Tuberculosis is the only condition in patients with psoriasis or psoriatic arthritis who are being treated with systemic biologic agents for which there is strong evidence in favor of baseline screening, according to a literature review.

Analysis of 26 studies of systemic biologic treatments and screening tests – 13 of which included patients with hepatitis C, hepatitis B, or congestive heart failure – found the highest level evidence (grade B) in favor of tuberculin skin testing or interferon-gamma release assay, with the latter being preferred for its higher sensitivity and specificity.

“Based on the [U.S. Preventive Services Task Force] grading system, it is recommended this screen be provided because there is high certainty that the net benefit is moderate, or medium certainty that the net benefit is moderate to substantial,” wrote Dr.

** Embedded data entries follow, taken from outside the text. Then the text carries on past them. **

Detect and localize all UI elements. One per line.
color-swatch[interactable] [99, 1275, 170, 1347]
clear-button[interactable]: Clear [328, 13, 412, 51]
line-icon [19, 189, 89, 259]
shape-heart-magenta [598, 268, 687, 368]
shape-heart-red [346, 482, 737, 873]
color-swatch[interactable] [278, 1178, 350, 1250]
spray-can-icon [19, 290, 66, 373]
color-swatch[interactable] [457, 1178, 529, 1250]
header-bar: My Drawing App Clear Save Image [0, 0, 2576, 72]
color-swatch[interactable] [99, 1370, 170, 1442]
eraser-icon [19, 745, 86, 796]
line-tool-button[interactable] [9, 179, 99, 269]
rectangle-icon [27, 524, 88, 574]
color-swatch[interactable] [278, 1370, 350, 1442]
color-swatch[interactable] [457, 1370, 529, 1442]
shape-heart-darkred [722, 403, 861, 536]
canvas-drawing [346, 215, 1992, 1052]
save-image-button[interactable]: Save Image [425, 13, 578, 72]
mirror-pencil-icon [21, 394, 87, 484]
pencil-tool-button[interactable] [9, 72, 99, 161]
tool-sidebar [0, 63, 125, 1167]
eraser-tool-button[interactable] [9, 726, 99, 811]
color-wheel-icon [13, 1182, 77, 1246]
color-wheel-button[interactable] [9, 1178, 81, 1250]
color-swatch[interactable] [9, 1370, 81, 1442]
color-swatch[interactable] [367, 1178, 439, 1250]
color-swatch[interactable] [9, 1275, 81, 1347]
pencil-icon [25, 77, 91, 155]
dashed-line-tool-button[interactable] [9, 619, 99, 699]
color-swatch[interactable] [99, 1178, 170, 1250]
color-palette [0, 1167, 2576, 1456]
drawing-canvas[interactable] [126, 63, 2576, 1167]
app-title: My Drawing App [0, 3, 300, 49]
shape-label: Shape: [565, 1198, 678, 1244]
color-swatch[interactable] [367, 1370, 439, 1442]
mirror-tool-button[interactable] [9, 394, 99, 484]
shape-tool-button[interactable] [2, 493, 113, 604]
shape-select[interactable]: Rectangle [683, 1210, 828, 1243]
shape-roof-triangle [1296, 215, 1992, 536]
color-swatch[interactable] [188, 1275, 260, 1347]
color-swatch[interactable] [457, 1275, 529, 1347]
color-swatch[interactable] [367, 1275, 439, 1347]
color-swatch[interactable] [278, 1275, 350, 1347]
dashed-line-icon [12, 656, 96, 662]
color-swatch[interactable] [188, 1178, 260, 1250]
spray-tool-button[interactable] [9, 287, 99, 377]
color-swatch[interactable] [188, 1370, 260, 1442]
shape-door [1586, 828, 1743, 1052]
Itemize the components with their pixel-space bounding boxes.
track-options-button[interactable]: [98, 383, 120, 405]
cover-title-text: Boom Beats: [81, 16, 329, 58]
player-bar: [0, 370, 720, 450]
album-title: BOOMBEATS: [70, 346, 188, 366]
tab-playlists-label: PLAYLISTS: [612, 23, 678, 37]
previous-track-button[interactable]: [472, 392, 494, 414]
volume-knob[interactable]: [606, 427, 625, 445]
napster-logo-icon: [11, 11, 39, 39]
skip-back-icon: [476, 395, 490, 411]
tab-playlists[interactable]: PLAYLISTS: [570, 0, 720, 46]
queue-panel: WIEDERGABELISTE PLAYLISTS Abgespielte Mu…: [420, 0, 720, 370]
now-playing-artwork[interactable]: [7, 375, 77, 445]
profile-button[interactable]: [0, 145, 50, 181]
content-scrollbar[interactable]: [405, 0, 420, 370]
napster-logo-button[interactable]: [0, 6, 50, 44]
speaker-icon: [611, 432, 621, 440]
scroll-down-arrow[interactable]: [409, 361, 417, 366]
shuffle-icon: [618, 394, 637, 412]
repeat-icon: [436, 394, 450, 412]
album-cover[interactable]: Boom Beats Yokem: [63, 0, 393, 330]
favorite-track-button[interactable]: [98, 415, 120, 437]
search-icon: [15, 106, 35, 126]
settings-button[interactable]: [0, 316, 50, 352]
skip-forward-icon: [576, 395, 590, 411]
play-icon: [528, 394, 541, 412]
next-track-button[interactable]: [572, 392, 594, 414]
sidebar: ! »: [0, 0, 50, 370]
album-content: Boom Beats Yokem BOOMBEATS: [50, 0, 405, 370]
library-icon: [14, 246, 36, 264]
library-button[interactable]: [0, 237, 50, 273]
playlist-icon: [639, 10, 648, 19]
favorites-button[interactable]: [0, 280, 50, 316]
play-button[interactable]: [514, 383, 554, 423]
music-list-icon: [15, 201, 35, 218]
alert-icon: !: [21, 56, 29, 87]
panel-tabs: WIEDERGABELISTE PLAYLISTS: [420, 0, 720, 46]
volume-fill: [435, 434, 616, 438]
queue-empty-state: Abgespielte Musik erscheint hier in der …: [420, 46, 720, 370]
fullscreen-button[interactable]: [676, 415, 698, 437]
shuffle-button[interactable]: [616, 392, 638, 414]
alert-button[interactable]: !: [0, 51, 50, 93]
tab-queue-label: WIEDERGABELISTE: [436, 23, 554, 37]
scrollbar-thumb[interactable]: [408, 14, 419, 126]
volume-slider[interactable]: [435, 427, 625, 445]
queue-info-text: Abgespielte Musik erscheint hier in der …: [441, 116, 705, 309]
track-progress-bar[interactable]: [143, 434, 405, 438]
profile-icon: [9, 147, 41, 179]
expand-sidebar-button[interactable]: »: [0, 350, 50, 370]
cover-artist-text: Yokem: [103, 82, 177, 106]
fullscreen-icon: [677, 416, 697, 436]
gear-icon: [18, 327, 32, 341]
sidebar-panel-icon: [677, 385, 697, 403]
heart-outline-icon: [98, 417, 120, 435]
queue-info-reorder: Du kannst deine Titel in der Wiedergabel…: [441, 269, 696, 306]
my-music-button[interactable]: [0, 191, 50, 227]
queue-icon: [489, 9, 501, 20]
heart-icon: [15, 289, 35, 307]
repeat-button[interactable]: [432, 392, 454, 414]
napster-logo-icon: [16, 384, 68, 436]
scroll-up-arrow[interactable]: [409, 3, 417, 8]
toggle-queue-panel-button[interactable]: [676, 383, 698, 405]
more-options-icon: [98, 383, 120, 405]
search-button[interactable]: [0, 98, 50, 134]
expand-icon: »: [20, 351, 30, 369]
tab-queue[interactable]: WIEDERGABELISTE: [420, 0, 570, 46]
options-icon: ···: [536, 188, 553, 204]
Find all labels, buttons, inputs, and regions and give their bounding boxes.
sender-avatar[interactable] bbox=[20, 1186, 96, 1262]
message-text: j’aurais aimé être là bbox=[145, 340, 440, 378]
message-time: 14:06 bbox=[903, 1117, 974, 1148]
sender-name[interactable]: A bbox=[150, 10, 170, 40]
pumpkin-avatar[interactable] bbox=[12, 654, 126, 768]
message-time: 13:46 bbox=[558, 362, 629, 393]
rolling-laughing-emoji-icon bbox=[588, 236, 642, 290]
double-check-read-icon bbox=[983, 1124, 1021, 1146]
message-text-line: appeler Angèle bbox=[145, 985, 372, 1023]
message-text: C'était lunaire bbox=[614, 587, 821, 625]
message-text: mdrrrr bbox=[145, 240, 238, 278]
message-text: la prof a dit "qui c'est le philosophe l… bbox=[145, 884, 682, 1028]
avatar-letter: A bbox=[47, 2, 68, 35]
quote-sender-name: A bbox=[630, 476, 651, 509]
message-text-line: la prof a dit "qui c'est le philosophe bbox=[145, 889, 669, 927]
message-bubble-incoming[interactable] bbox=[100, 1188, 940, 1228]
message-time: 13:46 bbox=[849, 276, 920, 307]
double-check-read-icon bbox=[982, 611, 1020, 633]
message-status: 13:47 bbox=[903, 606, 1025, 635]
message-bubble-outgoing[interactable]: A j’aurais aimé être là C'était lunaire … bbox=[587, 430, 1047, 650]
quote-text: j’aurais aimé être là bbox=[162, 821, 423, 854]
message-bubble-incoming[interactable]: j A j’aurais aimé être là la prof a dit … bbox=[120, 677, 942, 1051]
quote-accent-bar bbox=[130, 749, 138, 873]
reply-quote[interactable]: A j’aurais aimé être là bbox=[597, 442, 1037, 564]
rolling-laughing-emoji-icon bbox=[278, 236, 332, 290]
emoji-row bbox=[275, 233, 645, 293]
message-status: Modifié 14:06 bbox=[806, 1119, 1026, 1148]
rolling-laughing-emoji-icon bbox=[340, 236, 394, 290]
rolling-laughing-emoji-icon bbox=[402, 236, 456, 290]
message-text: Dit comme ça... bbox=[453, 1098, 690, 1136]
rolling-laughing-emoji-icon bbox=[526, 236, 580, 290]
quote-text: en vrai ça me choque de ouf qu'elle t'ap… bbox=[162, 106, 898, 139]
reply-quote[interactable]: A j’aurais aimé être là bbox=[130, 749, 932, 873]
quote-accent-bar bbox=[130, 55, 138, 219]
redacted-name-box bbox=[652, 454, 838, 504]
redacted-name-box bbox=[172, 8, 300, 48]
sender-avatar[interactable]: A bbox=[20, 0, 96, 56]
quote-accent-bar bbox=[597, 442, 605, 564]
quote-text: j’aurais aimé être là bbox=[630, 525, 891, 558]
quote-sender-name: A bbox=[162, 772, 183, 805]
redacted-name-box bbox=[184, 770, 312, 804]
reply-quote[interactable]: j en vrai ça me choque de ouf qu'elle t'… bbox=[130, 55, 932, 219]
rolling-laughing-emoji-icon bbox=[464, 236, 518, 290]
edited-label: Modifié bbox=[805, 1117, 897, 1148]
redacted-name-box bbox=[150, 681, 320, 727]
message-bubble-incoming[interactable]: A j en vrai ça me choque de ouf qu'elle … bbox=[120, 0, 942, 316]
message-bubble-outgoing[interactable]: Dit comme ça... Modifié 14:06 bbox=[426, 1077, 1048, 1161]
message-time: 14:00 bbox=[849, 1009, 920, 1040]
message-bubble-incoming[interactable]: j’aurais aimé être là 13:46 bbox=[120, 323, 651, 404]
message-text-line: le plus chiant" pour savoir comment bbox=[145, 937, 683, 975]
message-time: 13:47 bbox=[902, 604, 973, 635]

Christine S. Ahn of Wake Forest University, Winston-Salem, N.C., and coauthors in the Journal of the American Academy of Dermatology.

Screening for hepatitis B or C infection only was supported by grade-C evidence, and there was insufficient evidence for HIV screening, with the authors suggesting that selective screening should be performed based on professional judgment, clinical context, or patient preference (J Am Acad Dermatol. 2015 July 14 doi: 10.1016/j.jaad.2015.06.004).

Similarly, there was insufficient evidence to support complete blood cell count screening, and, given the low grade evidence on monitoring hepatic function, the authors suggested this should be performed at the clinician’s discretion, particularly among patients treated with infliximab.